DNA helps track ivory traffickers

Ivory seized in Malaysia in 2012

Malaysian National Parks Department

Genetic studies by a research group led by Samuel Wasser, a biologist at the University of Washington in Seattle, USA, are helping to shape government policies against international ivory trafficking in the US and Africa. The illegal capture and sale of elephant tusks is a billion-dollar industry and is behind the deaths of more than 40,000 animals each year. Wasser and his colleagues have developed techniques to analyze the DNA of seized ivory and compare it with that of dead animals in an effort to map trafficking routes. The team analyzed the DNA of tusks recovered in 38 seizures between 2006 and 2015 and bone samples from 10 elephants killed by poachers in the Democratic Republic of the Congo. The genetic information from the tusks and the bones were cross-referenced, then combined with information on the ports from which the ivory was shipped.
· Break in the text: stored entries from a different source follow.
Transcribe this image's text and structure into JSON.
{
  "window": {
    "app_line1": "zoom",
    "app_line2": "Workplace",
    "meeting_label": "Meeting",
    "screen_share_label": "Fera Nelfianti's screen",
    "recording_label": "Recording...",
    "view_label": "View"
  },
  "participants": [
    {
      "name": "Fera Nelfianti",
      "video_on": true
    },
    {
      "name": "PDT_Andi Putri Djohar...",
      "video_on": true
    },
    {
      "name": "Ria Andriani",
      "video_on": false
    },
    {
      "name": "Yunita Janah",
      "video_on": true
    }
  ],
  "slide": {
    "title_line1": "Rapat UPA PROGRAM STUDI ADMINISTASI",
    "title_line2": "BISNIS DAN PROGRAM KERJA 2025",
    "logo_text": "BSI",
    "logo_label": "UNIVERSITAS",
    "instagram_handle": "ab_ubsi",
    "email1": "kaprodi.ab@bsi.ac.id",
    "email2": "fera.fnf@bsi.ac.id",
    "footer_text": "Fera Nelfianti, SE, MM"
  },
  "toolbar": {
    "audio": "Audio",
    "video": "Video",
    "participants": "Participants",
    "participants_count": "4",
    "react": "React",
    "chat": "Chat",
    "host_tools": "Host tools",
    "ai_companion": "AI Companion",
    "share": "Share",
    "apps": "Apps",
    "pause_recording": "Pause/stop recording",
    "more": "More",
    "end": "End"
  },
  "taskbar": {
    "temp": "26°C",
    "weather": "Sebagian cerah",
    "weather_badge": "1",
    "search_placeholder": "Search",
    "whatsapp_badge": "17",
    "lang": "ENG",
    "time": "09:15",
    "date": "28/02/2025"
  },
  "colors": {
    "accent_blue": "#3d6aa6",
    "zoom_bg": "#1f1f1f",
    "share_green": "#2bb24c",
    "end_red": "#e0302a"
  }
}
The results suggest that there are three large trafficking cartels operating on the African continent. They appear to have worked together between 2011 and 2014. The researchers discovered that traffickers often smuggle ivory from the same elephant out of Africa in separate shipments. This tactic of mixing up the tusks misdirects the police and reduces the size of the shipments, which means less prison time if the trafficker is caught. The new technique could allow authorities to link a trafficker to various hunting and trafficking crimes, thus increasing their sentence.